Città del Vaticano , giovedì, 6. aprile, 2023 10:19 (ACI Stampa).
"Senza lo Spirito del Signore non c’è vita cristiana e, senza la sua unzione, non c’è santità. Egli è il protagonista ed è bello oggi, nel giorno nativo del sacerdozio, riconoscere che c’è Lui all’origine del nostro ministero, della vita e della vitalità di ogni Pastore". Lo ha detto il Papa, stamane, nell'omelia pronunciata in occasione della Messa del Crisma nella Basilica Vaticana.
Senza lo Spirito - ha rilevato - "neppure la Chiesa sarebbe la Sposa vivente di Cristo, ma al più un’organizzazione religiosa; non il Corpo di Cristo, ma un tempio costruito da mani d’uomo. Non possiamo lasciarlo fuori casa o parcheggiarlo in qualche zona devozionale".
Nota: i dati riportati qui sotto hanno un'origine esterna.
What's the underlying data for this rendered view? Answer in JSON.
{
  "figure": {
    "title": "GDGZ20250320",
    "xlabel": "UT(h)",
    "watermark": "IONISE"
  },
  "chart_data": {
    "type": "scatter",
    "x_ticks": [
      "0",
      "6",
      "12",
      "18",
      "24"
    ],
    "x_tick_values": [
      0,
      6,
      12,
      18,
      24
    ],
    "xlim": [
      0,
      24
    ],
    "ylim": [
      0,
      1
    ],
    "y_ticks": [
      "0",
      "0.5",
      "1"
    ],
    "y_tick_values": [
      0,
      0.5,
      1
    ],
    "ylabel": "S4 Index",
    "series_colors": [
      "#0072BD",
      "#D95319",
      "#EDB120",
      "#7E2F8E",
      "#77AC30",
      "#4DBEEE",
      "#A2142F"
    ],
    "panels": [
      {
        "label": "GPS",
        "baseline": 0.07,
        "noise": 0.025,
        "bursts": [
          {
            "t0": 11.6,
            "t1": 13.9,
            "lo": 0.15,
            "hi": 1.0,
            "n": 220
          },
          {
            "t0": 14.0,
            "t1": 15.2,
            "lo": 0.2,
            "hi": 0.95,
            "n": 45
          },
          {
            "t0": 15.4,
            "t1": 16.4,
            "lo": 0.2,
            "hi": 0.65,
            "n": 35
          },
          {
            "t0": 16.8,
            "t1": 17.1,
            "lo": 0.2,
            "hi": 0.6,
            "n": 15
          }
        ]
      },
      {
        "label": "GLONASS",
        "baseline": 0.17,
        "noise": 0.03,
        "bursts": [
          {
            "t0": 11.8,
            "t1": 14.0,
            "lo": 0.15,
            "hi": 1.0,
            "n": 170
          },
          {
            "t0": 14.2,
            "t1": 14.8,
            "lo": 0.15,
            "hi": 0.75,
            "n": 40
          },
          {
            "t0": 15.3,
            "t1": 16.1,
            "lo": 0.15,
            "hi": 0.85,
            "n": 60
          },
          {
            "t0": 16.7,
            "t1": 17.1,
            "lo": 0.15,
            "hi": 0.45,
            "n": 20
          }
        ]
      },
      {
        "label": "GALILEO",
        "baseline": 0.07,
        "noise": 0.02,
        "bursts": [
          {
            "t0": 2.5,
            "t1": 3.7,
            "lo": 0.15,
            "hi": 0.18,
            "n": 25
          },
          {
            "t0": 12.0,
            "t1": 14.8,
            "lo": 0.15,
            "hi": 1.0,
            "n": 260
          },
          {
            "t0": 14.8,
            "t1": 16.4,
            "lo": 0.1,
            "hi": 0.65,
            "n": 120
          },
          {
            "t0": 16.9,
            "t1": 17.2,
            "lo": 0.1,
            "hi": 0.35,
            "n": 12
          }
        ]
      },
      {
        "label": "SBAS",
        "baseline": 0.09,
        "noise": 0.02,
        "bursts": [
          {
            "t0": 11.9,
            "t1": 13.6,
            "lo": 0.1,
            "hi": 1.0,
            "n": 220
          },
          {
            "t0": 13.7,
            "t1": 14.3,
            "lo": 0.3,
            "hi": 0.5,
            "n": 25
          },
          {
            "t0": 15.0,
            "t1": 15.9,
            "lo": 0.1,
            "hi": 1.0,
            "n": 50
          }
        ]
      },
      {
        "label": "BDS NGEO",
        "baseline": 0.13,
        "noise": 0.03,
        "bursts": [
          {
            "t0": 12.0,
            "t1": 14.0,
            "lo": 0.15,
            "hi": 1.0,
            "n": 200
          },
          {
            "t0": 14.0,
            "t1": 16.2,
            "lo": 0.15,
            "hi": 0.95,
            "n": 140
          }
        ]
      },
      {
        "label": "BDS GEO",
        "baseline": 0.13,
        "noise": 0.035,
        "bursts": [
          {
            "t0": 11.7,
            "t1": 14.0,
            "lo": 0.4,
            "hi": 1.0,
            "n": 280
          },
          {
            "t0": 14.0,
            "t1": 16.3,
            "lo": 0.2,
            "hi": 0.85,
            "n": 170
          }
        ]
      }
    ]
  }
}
Il Papa si sofferma sul tema della unzione. "Il Signore non ci ha solo scelti e chiamati: ha riversato in noi l’unzione del suo Spirito, lo stesso che è disceso sugli Apostoli. Gesù li scelse e sulla sua chiamata lasciarono le barche, le reti, la casa. L’unzione della Parola cambiò la loro vita, finchè arrivò la Pasqua. Lì tutto sembrò fermarsi: giunsero a rinnegare e abbandonare il Maestro. Fecero i conti con la loro inadeguatezza e compresero di non averlo capito: forse si aspettavano una vita di successi dietro a un Messia trascinatore di folle e operatore di prodigi, ma non riconoscevano lo scandalo della croce, che sbriciolò le loro certezze. Gesù sapeva che da soli non ce l’avrebbero fatta e per questo promise loro il Paraclito".
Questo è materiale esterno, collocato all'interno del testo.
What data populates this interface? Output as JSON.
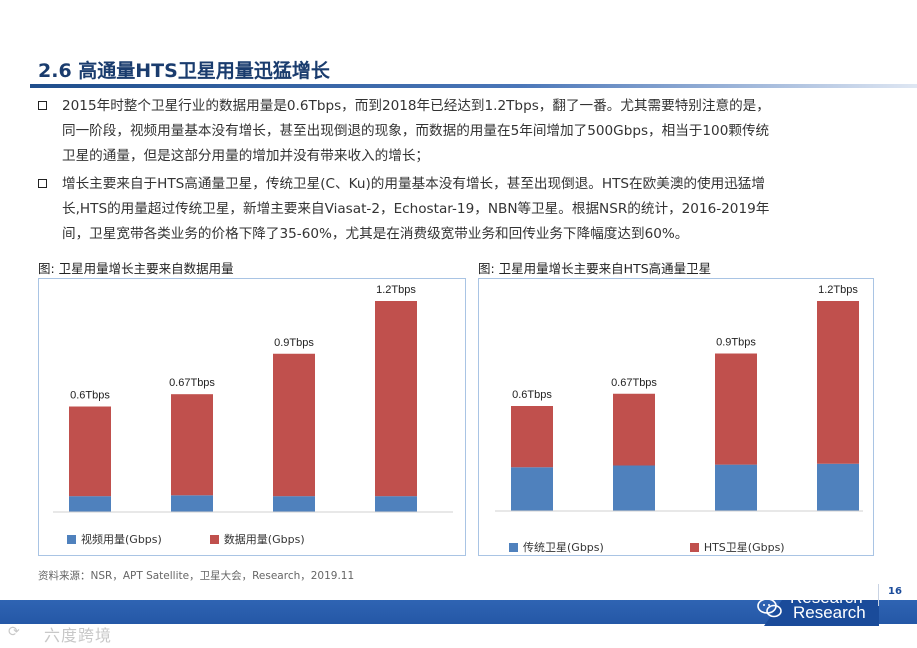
{
  "page": {
    "title": "2.6 高通量HTS卫星用量迅猛增长",
    "page_number": "16"
  },
  "bullets": [
    {
      "lines": [
        "2015年时整个卫星行业的数据用量是0.6Tbps，而到2018年已经达到1.2Tbps，翻了一番。尤其需要特别注意的是，",
        "同一阶段，视频用量基本没有增长，甚至出现倒退的现象，而数据的用量在5年间增加了500Gbps，相当于100颗传统",
        "卫星的通量，但是这部分用量的增加并没有带来收入的增长；"
      ]
    },
    {
      "lines": [
        "增长主要来自于HTS高通量卫星，传统卫星(C、Ku)的用量基本没有增长，甚至出现倒退。HTS在欧美澳的使用迅猛增",
        "长,HTS的用量超过传统卫星，新增主要来自Viasat-2，Echostar-19，NBN等卫星。根据NSR的统计，2016-2019年",
        "间，卫星宽带各类业务的价格下降了35-60%，尤其是在消费级宽带业务和回传业务下降幅度达到60%。"
      ]
    }
  ],
  "figures": [
    {
      "caption": "图:  卫星用量增长主要来自数据用量"
    },
    {
      "caption": "图:  卫星用量增长主要来自HTS高通量卫星"
    }
  ],
  "chart_data": [
    {
      "type": "bar",
      "stacked": true,
      "categories": [
        "",
        "",
        "",
        ""
      ],
      "data_labels": [
        "0.6Tbps",
        "0.67Tbps",
        "0.9Tbps",
        "1.2Tbps"
      ],
      "series": [
        {
          "name": "视频用量(Gbps)",
          "color": "#4f81bd",
          "values": [
            90,
            95,
            90,
            90
          ]
        },
        {
          "name": "数据用量(Gbps)",
          "color": "#c0504d",
          "values": [
            510,
            575,
            810,
            1110
          ]
        }
      ],
      "ylim": [
        0,
        1200
      ],
      "legend_position": "bottom",
      "grid": false
    },
    {
      "type": "bar",
      "stacked": true,
      "categories": [
        "",
        "",
        "",
        ""
      ],
      "data_labels": [
        "0.6Tbps",
        "0.67Tbps",
        "0.9Tbps",
        "1.2Tbps"
      ],
      "series": [
        {
          "name": "传统卫星(Gbps)",
          "color": "#4f81bd",
          "values": [
            250,
            260,
            265,
            270
          ]
        },
        {
          "name": "HTS卫星(Gbps)",
          "color": "#c0504d",
          "values": [
            350,
            410,
            635,
            930
          ]
        }
      ],
      "ylim": [
        0,
        1200
      ],
      "legend_position": "bottom",
      "grid": false
    }
  ],
  "source": "资料来源：NSR，APT Satellite，卫星大会，Research，2019.11",
  "footer": {
    "brand_line1": "Research",
    "brand_line2": "Research",
    "watermark": "六度跨境"
  },
  "icons": {
    "bullet": "square-bullet-icon",
    "wechat": "wechat-icon",
    "watermark_logo": "brand-logo-icon"
  }
}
E quella di Pentecoste è la "seconda unzione. Fu quell’unzione di fuoco a estinguere la loro religiosità centrata su sé stessi e sulle proprie capacità: accolto lo Spirito, evaporano le paure e i tentennamenti. Un simile itinerario abbraccia la nostra vita sacerdotale e apostolica. Anche per noi c’è stata una prima unzione, cominciata con una chiamata d’amore che ci ha rapito il cuore. Poi giunge per ciascuno la tappa pasquale, che segna il momento della verità. Ed è un momento di crisi, che ha varie forme. A tutti, prima o poi, succede di sperimentare delusioni, fatiche e debolezze, con l’ideale che sembra usurarsi fra le esigenze del reale, mentre subentra una certa abitudinarietà e alcune prove, prima difficili da immaginare, fanno apparire la fedeltà più scomoda rispetto a un tempo. Questa tappa rappresenta un crinale decisivo per chi ha ricevuto l’unzione. Si può uscirne male, planando verso una certa mediocrità, trascinandosi stanchi in una normalità dove si insinuano tre tentazioni pericolose: quella del compromesso, per cui ci si accontenta di ciò che si può fare; quella dei surrogati, per cui si tenta di ricaricarsi con altro rispetto alla nostra unzione; quella dello scoraggiamento, per cui, scontenti, si va avanti per inerzia, quando si scivola sul clericalismo...".
Si tratta di una crisi - ha osservato il Pontefice - che "può diventare anche la svolta del sacerdozio. Con l’aiuto dello Spirito Santo: è il tempo, per noi come per gli Apostoli, di una seconda unzione, dove accogliere lo Spirito non sull’entusiasmo dei nostri sogni, ma sulla fragilità della nostra realtà. È un’unzione che fa verità nel profondo, che permette allo Spirito di ungerci le debolezze, le fatiche, le povertà interiori. Allora l’unzione profuma nuovamente: di Lui, non di noi. La via per questo è ammettere la verità della propria debolezza. A questo ci esorta lo Spirito della verità".